Florida has two critical decisions to make. Lawmakers must decide whether they will expand Medicaid rolls. Officials estimate close to 900,000 residents could be covered under expanded Medicaid rolls by fiscal year 2020-2021, costing the state $330 million.

They must also choose whether to run their own online health exchange, an online marketplace where residents and small businesses can shop for health care coverage. They can also partner with the federal health officials on the exchange or let the feds run it entirely.

Federal officials extended the deadline for states to decide whether they plan to run their own exchanges to Dec. 15.

But Florida's Legislative session doesn't begin until March, and it seems unlikely the state will run its own exchange because it hasn't done the necessary legwork.

A Senate committee charged with overseeing the implementation of the health law had its first meeting just last week and seemed far from making any decisions.

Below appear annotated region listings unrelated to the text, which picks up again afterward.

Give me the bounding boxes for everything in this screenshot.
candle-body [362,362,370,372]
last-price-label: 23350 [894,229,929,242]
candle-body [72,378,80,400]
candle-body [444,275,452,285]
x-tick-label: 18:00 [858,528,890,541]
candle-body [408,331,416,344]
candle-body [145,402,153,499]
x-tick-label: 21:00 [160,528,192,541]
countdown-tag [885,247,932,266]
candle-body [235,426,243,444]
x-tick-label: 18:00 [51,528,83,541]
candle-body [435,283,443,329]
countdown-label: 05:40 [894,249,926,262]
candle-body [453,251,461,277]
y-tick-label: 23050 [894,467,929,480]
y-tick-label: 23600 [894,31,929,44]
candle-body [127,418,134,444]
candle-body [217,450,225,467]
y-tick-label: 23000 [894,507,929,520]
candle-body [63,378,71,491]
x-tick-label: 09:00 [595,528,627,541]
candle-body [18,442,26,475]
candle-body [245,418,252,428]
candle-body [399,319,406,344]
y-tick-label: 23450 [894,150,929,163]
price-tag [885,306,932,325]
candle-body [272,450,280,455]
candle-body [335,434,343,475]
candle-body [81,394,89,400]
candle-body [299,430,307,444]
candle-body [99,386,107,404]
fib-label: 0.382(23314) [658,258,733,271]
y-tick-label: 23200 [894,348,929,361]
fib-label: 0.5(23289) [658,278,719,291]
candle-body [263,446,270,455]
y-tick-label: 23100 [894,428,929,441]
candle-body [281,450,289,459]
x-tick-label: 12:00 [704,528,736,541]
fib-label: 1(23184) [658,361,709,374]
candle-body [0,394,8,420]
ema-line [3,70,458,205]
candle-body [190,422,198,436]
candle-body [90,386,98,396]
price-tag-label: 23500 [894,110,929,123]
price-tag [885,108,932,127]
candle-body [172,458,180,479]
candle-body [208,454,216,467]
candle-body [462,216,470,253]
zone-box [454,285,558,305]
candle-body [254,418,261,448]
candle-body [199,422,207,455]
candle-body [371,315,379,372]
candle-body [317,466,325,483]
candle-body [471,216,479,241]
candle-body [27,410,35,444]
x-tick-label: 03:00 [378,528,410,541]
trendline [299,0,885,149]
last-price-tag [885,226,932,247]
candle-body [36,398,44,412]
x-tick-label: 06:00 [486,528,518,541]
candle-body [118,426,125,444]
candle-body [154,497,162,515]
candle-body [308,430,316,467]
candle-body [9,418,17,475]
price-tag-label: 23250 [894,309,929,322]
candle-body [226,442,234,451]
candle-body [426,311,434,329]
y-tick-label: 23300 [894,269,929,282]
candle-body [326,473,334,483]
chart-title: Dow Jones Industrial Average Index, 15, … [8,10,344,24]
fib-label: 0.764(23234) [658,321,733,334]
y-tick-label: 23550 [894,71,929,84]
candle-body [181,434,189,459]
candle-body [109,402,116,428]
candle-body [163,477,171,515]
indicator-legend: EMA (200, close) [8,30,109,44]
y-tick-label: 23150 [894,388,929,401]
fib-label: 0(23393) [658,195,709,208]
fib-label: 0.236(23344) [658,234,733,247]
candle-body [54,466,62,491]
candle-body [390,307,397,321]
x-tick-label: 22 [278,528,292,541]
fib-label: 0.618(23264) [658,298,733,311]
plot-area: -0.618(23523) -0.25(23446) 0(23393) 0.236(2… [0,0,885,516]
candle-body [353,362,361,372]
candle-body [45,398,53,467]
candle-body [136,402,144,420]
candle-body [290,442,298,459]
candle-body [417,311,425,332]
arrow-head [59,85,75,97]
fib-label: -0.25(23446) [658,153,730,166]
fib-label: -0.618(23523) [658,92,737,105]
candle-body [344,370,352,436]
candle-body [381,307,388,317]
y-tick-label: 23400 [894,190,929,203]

Sen. Joe Negron reminded the committee that the state will spend about $21 billion on Medicaid this year. Medicaid covers nearly 3 million people — about half are children. Lawmakers say it must be overhauled because it's eating up about 30 percent of the state budget.

If Florida lawmakers decide to fully expand their Medicaid rolls, the Obama administration is offering to absorb the cost for the first three years and pick up 90 percent of the tab after that.

Florida has one of the highest rates of uninsured rates and some of the most stringent eligibility requirements in the country for Medicaid. A family of three with income of $11,000 a year makes too much and single residents are not covered.